Appeals Court Drop-Kicks Line-Sharing Rules

The U.S. Court of Appeals in Washington, D.C., sided with incumbent telephone companies Friday, reversing the line-sharing requirements meant to spur competitive availability of broadband Internet services nationwide.

The ruling is consistent with the new administration at the Federal Communications Commission (FCC), which feels it's more important for digital subscriber line (DSL) and cable high-speed access options to compete directly with each other.

The FCC's 1999 Advanced Services Third Report and Order unbundled voice and data traffic, allowing competitive local exchange carriers (CLECs) and Internet service providers (ISPs) to provide a competitive DSL service to customers on the same telephone line.

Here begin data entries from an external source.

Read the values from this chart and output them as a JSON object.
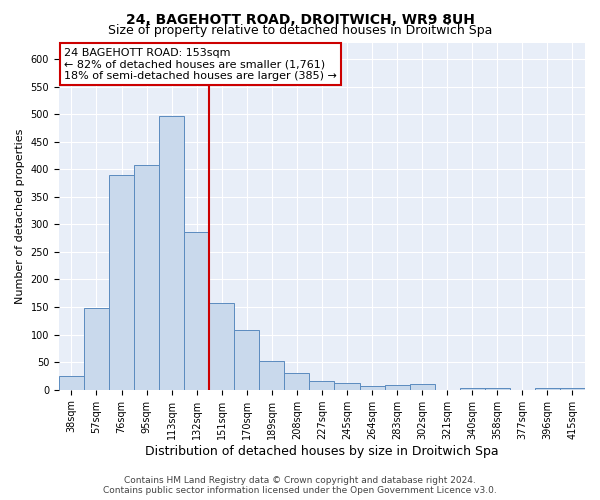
{
  "title": "24, BAGEHOTT ROAD, DROITWICH, WR9 8UH",
  "subtitle": "Size of property relative to detached houses in Droitwich Spa",
  "xlabel": "Distribution of detached houses by size in Droitwich Spa",
  "ylabel": "Number of detached properties",
  "categories": [
    "38sqm",
    "57sqm",
    "76sqm",
    "95sqm",
    "113sqm",
    "132sqm",
    "151sqm",
    "170sqm",
    "189sqm",
    "208sqm",
    "227sqm",
    "245sqm",
    "264sqm",
    "283sqm",
    "302sqm",
    "321sqm",
    "340sqm",
    "358sqm",
    "377sqm",
    "396sqm",
    "415sqm"
  ],
  "values": [
    24,
    148,
    390,
    408,
    497,
    286,
    158,
    108,
    53,
    30,
    15,
    13,
    6,
    8,
    10,
    0,
    3,
    4,
    0,
    4,
    3
  ],
  "bar_color": "#c9d9ec",
  "bar_edge_color": "#5b8bbf",
  "vline_x_index": 6,
  "vline_color": "#cc0000",
  "annotation_text": "24 BAGEHOTT ROAD: 153sqm\n← 82% of detached houses are smaller (1,761)\n18% of semi-detached houses are larger (385) →",
  "annotation_box_color": "#cc0000",
  "ylim": [
    0,
    630
  ],
  "yticks": [
    0,
    50,
    100,
    150,
    200,
    250,
    300,
    350,
    400,
    450,
    500,
    550,
    600
  ],
  "footer_line1": "Contains HM Land Registry data © Crown copyright and database right 2024.",
  "footer_line2": "Contains public sector information licensed under the Open Government Licence v3.0.",
  "background_color": "#e8eef8",
  "title_fontsize": 10,
  "subtitle_fontsize": 9,
  "tick_fontsize": 7,
  "ylabel_fontsize": 8,
  "xlabel_fontsize": 9,
  "annotation_fontsize": 8,
  "footer_fontsize": 6.5
}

Before the ruling, competitors were forced to purchase a second phone line for its customers needing a DSL connection, although the Bells themselves put DSL on voice lines.

The four Baby Bells -- SBC Communications , Verizon Communications , BellSouth and Qwest Communications -- have spent the past three years trying to overturn the decision, on the grounds putting voice and data traffic on the same line could have a serious affect on consumer service.

"The court correctly rejected the FCC's 'more is better' approach when determining what network elements incumbents must make available, regardless of the economic impact and regardless of the actual competitive situation in a given market," said Jim Ellis, SBC general counsel.

According to Ellis, the ruling means the FCC must follow the standards of the Telecom Act of 1996, and CLECs will need "make economically rational decisions about investing in their own networks and their own facilities."

The appeals court ruling also advises the FCC to rethink its policy on unbundled network elements (UNEs), which gives CLECs competitive pricing on certain telephone services provided by the Bells.